Burnley chairman Mike Garlick keeping The Clarets well-positioned in 2020



Burnley chairman Mike Garlick announced they have recorded a net profit for the third successive season.

Burnley’s accounts for the 2018-19 campaign, which included their Europa League adventure and securing a fourth successive season of Premier League football, show a surplus of £4.3 million for Burnley FC Holdings Ltd.

“Following our spectacular seventh-place finish in the 2017/18 season, we embarked on our first season in Europe in over 50 years ­- something, which I’m sure most of us, a few years ago, thought we would never see again,” Mike Garlick said.

“Combining our European adventure with the weekly fixture programme of the Premier League proved highly challenging.

“But following a highly-successful second half of the season we managed to slowly but steadily climb up the table to a respectable finish and secure our fourth consecutive season of top-flight football for the first time in 50 years.

“I would like to thank all our staff for their continued hard work and commitment and all our fans for their unwavering support and passion.
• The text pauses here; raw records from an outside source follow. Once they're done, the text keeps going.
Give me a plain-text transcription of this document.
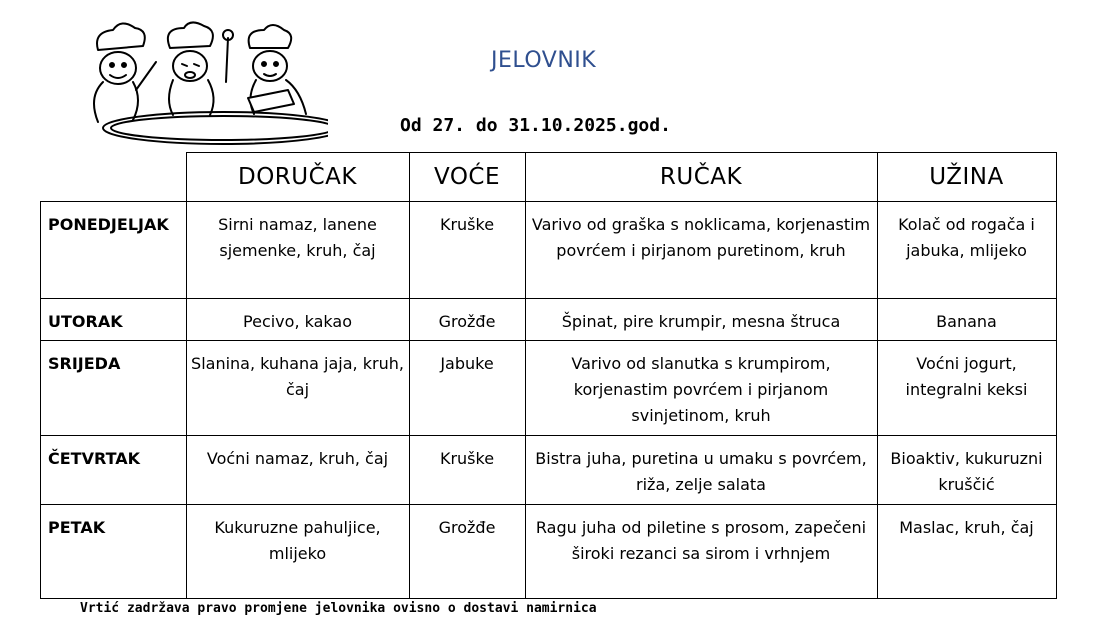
JELOVNIK
Od 27. do 31.10.2025.god.
	DORUČAK	VOĆE	RUČAK	UŽINA
PONEDJELJAK	Sirni namaz, lanene sjemenke, kruh, čaj	Kruške	Varivo od graška s noklicama, korjenastim povrćem i pirjanom puretinom, kruh	Kolač od rogača i jabuka, mlijeko
UTORAK	Pecivo, kakao	Grožđe	Špinat, pire krumpir, mesna štruca	Banana
SRIJEDA	Slanina, kuhana jaja, kruh, čaj	Jabuke	Varivo od slanutka s krumpirom, korjenastim povrćem i pirjanom svinjetinom, kruh	Voćni jogurt, integralni keksi
ČETVRTAK	Voćni namaz, kruh, čaj	Kruške	Bistra juha, puretina u umaku s povrćem, riža, zelje salata	Bioaktiv, kukuruzni kruščić
PETAK	Kukuruzne pahuljice, mlijeko	Grožđe	Ragu juha od piletine s prosom, zapečeni široki rezanci sa sirom i vrhnjem	Maslac, kruh, čaj
Vrtić zadržava pravo promjene jelovnika ovisno o dostavi namirnica
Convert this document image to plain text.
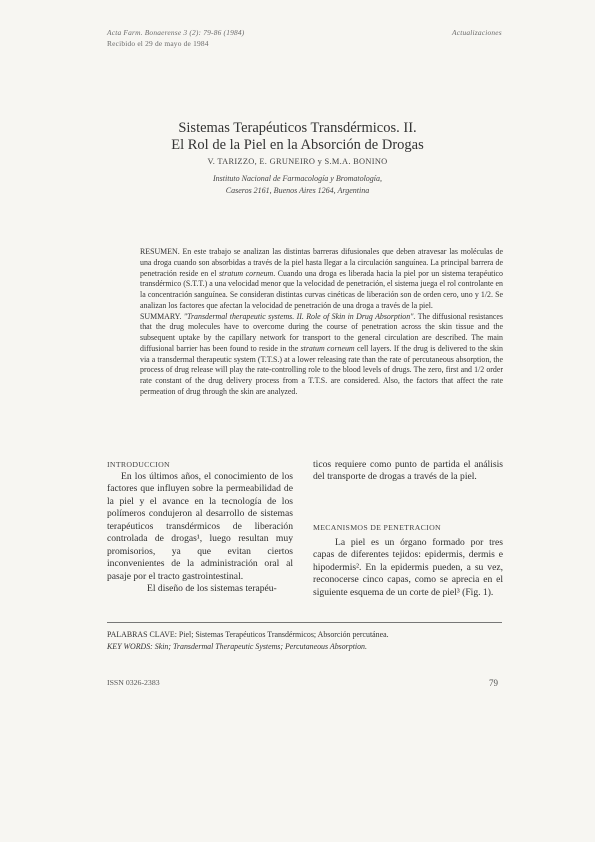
Acta Farm. Bonaerense 3 (2): 79-86 (1984)
Recibido el 29 de mayo de 1984
Actualizaciones
Sistemas Terapéuticos Transdérmicos. II.
El Rol de la Piel en la Absorción de Drogas
V. TARIZZO, E. GRUNEIRO y S.M.A. BONINO
Instituto Nacional de Farmacología y Bromatología,
Caseros 2161, Buenos Aires 1264, Argentina

RESUMEN. En este trabajo se analizan las distintas barreras difusionales que deben atravesar las moléculas de una droga cuando son absorbidas a través de la piel hasta llegar a la circulación sanguínea. La principal barrera de penetración reside en el stratum corneum. Cuando una droga es liberada hacia la piel por un sistema terapéutico transdérmico (S.T.T.) a una velocidad menor que la velocidad de penetración, el sistema juega el rol controlante en la concentración sanguínea. Se consideran distintas curvas cinéticas de liberación son de orden cero, uno y 1/2. Se analizan los factores que afectan la velocidad de penetración de una droga a través de la piel.

SUMMARY. "Transdermal therapeutic systems. II. Role of Skin in Drug Absorption". The diffusional resistances that the drug molecules have to overcome during the course of penetration across the skin tissue and the subsequent uptake by the capillary network for transport to the general circulation are described. The main diffusional barrier has been found to reside in the stratum corneum cell layers. If the drug is delivered to the skin via a transdermal therapeutic system (T.T.S.) at a lower releasing rate than the rate of percutaneous absorption, the process of drug release will play the rate-controlling role to the blood levels of drugs. The zero, first and 1/2 order rate constant of the drug delivery process from a T.T.S. are considered. Also, the factors that affect the rate permeation of drug through the skin are analyzed.

INTRODUCCION

En los últimos años, el conocimiento de los factores que influyen sobre la permeabilidad de la piel y el avance en la tecnología de los polímeros condujeron al desarrollo de sistemas terapéuticos transdérmicos de liberación controlada de drogas¹, luego resultan muy promisorios, ya que evitan ciertos inconvenientes de la administración oral al pasaje por el tracto gastrointestinal.

El diseño de los sistemas terapéu-

ticos requiere como punto de partida el análisis del transporte de drogas a través de la piel.
MECANISMOS DE PENETRACION

La piel es un órgano formado por tres capas de diferentes tejidos: epidermis, dermis e hipodermis². En la epidermis pueden, a su vez, reconocerse cinco capas, como se aprecia en el siguiente esquema de un corte de piel³ (Fig. 1).

PALABRAS CLAVE: Piel; Sistemas Terapéuticos Transdérmicos; Absorción percutánea.
KEY WORDS: Skin; Transdermal Therapeutic Systems; Percutaneous Absorption.
ISSN 0326-2383	79
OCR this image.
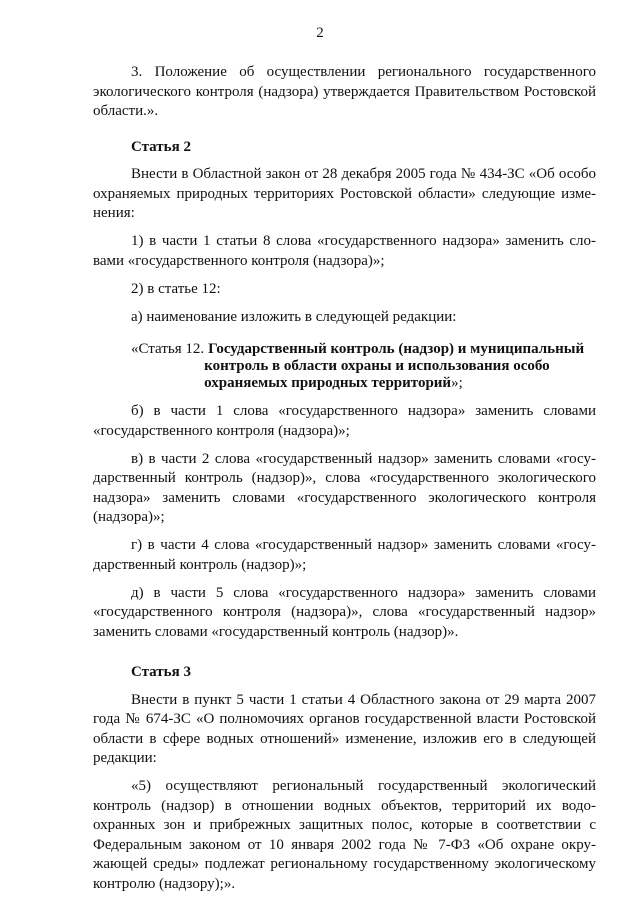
2

3. Положение об осуществлении регионального государственного экологического контроля (надзора) утверждается Правительством Ростовской области.».

Статья 2

Внести в Областной закон от 28 декабря 2005 года № 434-ЗС «Об особо охраняемых природных территориях Ростовской области» следующие изменения:

1) в части 1 статьи 8 слова «государственного надзора» заменить словами «государственного контроля (надзора)»;

2) в статье 12:

а) наименование изложить в следующей редакции:

«Статья 12. Государственный контроль (надзор) и муниципальный контроль в области охраны и использования особо охраняемых природных территорий»;

б) в части 1 слова «государственного надзора» заменить словами «государственного контроля (надзора)»;

в) в части 2 слова «государственный надзор» заменить словами «государственный контроль (надзор)», слова «государственного экологического надзора» заменить словами «государственного экологического контроля (надзора)»;

г) в части 4 слова «государственный надзор» заменить словами «государственный контроль (надзор)»;

д) в части 5 слова «государственного надзора» заменить словами «государственного контроля (надзора)», слова «государственный надзор» заменить словами «государственный контроль (надзор)».

Статья 3

Внести в пункт 5 части 1 статьи 4 Областного закона от 29 марта 2007 года № 674-ЗС «О полномочиях органов государственной власти Ростовской области в сфере водных отношений» изменение, изложив его в следующей редакции:

«5) осуществляют региональный государственный экологический контроль (надзор) в отношении водных объектов, территорий их водоохранных зон и прибрежных защитных полос, которые в соответствии с Федеральным законом от 10 января 2002 года № 7-ФЗ «Об охране окружающей среды» подлежат региональному государственному экологическому контролю (надзору);».
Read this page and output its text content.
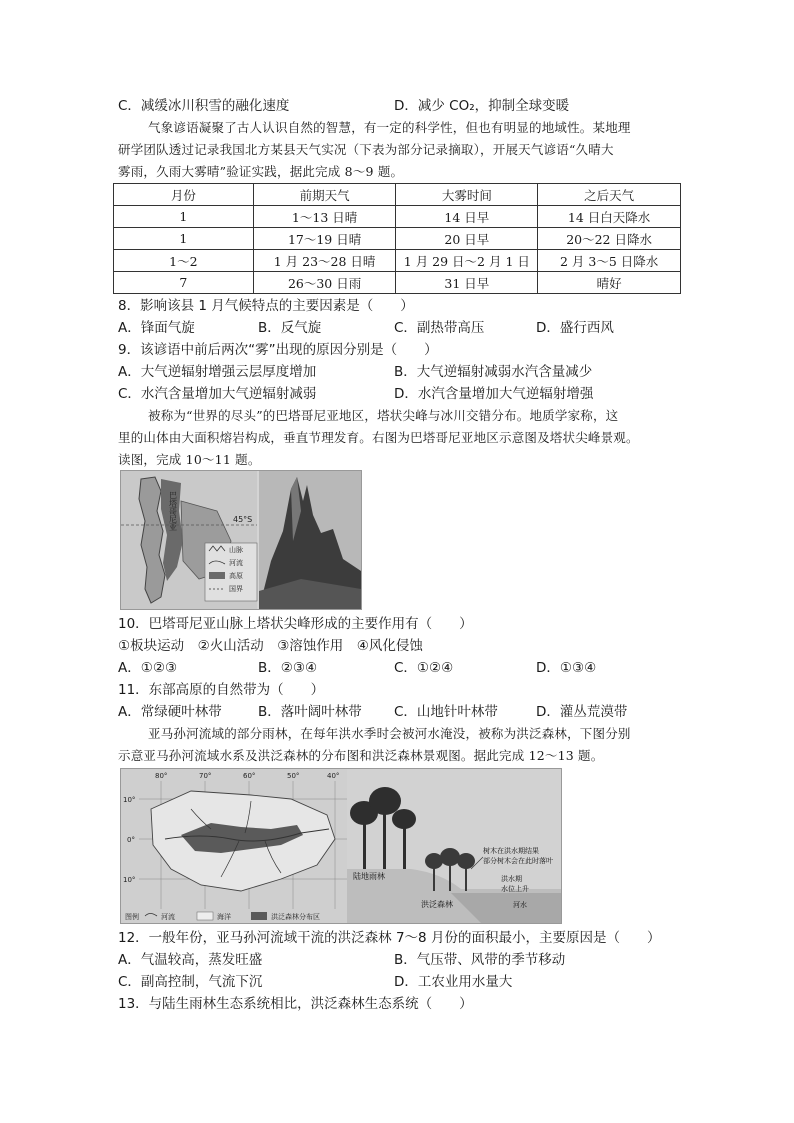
C．减缓冰川积雪的融化速度	D．减少 CO₂，抑制全球变暖
气象谚语凝聚了古人认识自然的智慧，有一定的科学性，但也有明显的地域性。某地理
研学团队透过记录我国北方某县天气实况（下表为部分记录摘取），开展天气谚语“久晴大
雾雨，久雨大雾晴”验证实践，据此完成 8～9 题。
月份	前期天气	大雾时间	之后天气
1	1～13 日晴	14 日早	14 日白天降水
1	17～19 日晴	20 日早	20～22 日降水
1～2	1 月 23～28 日晴	1 月 29 日～2 月 1 日	2 月 3～5 日降水
7	26～30 日雨	31 日早	晴好
8．影响该县 1 月气候特点的主要因素是（　　）
A．锋面气旋	B．反气旋	C．副热带高压	D．盛行西风
9．该谚语中前后两次“雾”出现的原因分别是（　　）
A．大气逆辐射增强云层厚度增加	B．大气逆辐射减弱水汽含量减少
C．水汽含量增加大气逆辐射减弱	D．水汽含量增加大气逆辐射增强
被称为“世界的尽头”的巴塔哥尼亚地区，塔状尖峰与冰川交错分布。地质学家称，这
里的山体由大面积熔岩构成，垂直节理发育。右图为巴塔哥尼亚地区示意图及塔状尖峰景观。
读图，完成 10～11 题。
45°S
巴塔哥尼亚
山脉
河流
高原
国界
10．巴塔哥尼亚山脉上塔状尖峰形成的主要作用有（　　）
①板块运动　②火山活动　③溶蚀作用　④风化侵蚀
A．①②③	B．②③④	C．①②④	D．①③④
11．东部高原的自然带为（　　）
A．常绿硬叶林带	B．落叶阔叶林带 C．山地针叶林带	D．灌丛荒漠带
亚马孙河流域的部分雨林，在每年洪水季时会被河水淹没，被称为洪泛森林，下图分别
示意亚马孙河流域水系及洪泛森林的分布图和洪泛森林景观图。据此完成 12～13 题。
80°	70°	60°	50°	40°
10°
0°
10°
图例	河流	海洋	洪泛森林分布区
陆地雨林
洪泛森林
树木在洪水期结果
部分树木会在此时落叶
洪水期
水位上升
河水
12．一般年份，亚马孙河流域干流的洪泛森林 7～8 月份的面积最小，主要原因是（　　）
A．气温较高，蒸发旺盛	B．气压带、风带的季节移动
C．副高控制，气流下沉	D．工农业用水量大
13．与陆生雨林生态系统相比，洪泛森林生态系统（　　）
You all help to make a difference.”

Burnley’s wage bill is at its highest ever level after the club revealed an £87million spend in the financial year ending in June 2019.

The Clarets, now in their fourth successive Premier League campaign, are still among the lowest spenders on wages in the top-flight.

The club have a highly incentivised wage structure in place which means that although basic salaries are towards the bottom end of the Premier League scale, there are bonuses available, as was evidenced when the club secured a seventh place finish and Europa League football.

The coronavirus pandemic will hit the club, as Mike Garlick himself explained this week, but Burnley Football Club have a shade over £40million in cash reserves and no debt so they are as well positioned as they could be to cope with the ever-changing situation.

The latest accounts showed Burnley’s wage to turnover ratio was 63 per cent, meaning for every £1 the club earns 63p is spent on wages.

UEFA set a guideline of 70 per cent or below and plenty of clubs exceed 100 per cent while the exit since the most recent accounts of Tom Heaton and Steven Defour, who will have been among the higher earners at the club, could see that figure reduced further, although Burnley have signed the likes of Jay Rodriguez and Erik Pieters while the Clarets were reported to be paying half of Danny Drinkwater’s £100,000 weekly wage during his loan spell at Turf Moor in the first half of the season.